Chinese navy has made great progress in equipment, with new aircraft carrier deployed in service. The article explores patterns of naming PLA naval ships.
Birth of the navy
The PLA Navy was born under the East China Military Command in Baimamiao Town, in Jiangsu’s Taizhou City, on April 23, 1949. Zhang Aiping was the first commander and political commissar. The ships came from various sources and the administration was a mess. No regulations existed for naming vessels. The biggest ships were frigates. Most ships were named after big or medium-sized Chinese cities, such as Nanchang, Luoyang, Changsha, Shenyang, Nanning and Hui'an. The Nanchang had been a Japanese ship seized by the KMT navy and renamed Changzhi. It was later sunk in the civil war. The PLA salvaged it and renamed it Nanchang. It remained in service until the 1980s.
The Luoyang had been an Australian minesweeper before it became a Hong Kong commercial ship. The PLA Navy bought it, refitted it as a frigate and renamed it.
Some gunboats were named after revolutionary bases such as Ruijin, Zaozhuang, Zunyi and Xingguo; some after rivers like Changjiang, Zhujiang, Xiangjiang and Nenjiang; and some after cities that were liberated early in the civil war like Yancheng and Dezhou.
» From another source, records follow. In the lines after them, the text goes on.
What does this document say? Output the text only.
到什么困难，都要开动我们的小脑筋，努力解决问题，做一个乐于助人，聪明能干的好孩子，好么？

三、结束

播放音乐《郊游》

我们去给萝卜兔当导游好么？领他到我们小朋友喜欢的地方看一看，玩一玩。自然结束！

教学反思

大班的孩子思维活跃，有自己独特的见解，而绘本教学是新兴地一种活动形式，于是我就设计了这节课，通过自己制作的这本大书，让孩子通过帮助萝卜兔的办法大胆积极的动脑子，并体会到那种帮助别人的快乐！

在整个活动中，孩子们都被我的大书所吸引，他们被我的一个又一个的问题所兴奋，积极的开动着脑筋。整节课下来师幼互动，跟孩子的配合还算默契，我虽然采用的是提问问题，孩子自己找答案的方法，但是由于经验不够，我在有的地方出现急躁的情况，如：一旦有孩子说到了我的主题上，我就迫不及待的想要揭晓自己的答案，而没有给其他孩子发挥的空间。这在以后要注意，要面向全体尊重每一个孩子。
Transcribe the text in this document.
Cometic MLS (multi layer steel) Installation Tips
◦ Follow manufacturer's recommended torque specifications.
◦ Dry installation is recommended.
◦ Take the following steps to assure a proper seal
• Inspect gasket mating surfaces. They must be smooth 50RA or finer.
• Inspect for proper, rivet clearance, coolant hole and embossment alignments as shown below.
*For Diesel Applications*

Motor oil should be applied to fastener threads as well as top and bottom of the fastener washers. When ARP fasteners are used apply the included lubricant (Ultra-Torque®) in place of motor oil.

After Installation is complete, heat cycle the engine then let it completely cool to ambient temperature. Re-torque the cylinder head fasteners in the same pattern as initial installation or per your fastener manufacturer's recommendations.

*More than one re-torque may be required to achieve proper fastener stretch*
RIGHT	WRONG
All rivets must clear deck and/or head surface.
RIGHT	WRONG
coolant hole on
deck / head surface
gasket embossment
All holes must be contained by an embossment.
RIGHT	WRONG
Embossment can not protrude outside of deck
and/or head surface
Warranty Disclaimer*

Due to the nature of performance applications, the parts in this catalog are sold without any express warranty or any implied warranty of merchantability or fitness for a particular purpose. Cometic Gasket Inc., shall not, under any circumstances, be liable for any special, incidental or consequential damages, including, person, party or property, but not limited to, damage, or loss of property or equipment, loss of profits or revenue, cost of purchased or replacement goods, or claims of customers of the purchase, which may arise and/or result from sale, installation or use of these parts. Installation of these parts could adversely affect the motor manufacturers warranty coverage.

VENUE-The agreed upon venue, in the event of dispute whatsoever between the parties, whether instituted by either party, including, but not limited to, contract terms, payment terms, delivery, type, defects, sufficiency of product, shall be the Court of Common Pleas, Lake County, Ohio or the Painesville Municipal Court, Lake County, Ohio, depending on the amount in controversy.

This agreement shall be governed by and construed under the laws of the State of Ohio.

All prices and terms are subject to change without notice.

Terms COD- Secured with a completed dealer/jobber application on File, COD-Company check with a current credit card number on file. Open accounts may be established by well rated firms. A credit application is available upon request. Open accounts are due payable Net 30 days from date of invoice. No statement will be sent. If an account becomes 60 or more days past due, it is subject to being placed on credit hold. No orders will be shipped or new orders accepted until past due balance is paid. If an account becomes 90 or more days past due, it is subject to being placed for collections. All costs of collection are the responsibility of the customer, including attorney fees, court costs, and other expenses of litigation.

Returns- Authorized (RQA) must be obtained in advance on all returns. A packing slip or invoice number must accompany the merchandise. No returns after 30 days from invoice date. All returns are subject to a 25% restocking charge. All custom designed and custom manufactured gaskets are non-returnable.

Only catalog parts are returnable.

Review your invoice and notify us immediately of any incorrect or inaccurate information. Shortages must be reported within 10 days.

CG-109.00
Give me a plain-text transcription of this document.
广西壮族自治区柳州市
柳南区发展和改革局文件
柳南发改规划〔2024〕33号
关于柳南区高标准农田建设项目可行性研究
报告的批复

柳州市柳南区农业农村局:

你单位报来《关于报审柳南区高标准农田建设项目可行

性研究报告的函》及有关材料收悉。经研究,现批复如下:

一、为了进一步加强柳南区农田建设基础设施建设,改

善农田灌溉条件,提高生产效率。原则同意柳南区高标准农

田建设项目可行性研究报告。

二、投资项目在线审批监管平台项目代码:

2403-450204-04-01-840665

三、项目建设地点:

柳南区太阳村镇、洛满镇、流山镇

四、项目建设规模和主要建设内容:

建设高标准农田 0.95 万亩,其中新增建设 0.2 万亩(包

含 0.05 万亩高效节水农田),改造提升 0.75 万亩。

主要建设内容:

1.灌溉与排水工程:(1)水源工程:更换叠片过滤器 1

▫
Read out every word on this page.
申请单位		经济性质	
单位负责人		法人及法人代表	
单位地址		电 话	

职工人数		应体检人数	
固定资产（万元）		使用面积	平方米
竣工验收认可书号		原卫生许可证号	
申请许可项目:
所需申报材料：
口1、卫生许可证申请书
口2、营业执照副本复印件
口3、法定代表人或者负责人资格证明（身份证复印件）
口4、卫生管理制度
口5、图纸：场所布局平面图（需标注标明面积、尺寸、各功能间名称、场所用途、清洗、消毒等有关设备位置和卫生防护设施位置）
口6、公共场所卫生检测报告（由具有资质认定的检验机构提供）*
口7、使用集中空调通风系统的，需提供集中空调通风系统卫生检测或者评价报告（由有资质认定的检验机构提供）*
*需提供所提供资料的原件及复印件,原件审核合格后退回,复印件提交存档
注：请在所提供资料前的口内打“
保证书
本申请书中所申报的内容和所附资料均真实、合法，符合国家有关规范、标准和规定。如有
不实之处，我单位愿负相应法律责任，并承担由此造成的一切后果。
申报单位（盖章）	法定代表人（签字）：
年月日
After the China-USSR alliance was formed, the PLA Navy received and copied some Soviet ships. Some of these were named after famous industrial cities in north China like Anshan, Fushun, Changchun and Taiyuan. Submarines bought from the Soviet Union were given names such as New China or National Defense along with numbers; for example, an S-class submarine was named New China 12 and an M-class submarine National Defense 21. Most fast vessels were named after their pennant numbers, like 601/611 escort boat, P-6 torpedo boat, and 281/282 submarine chaser.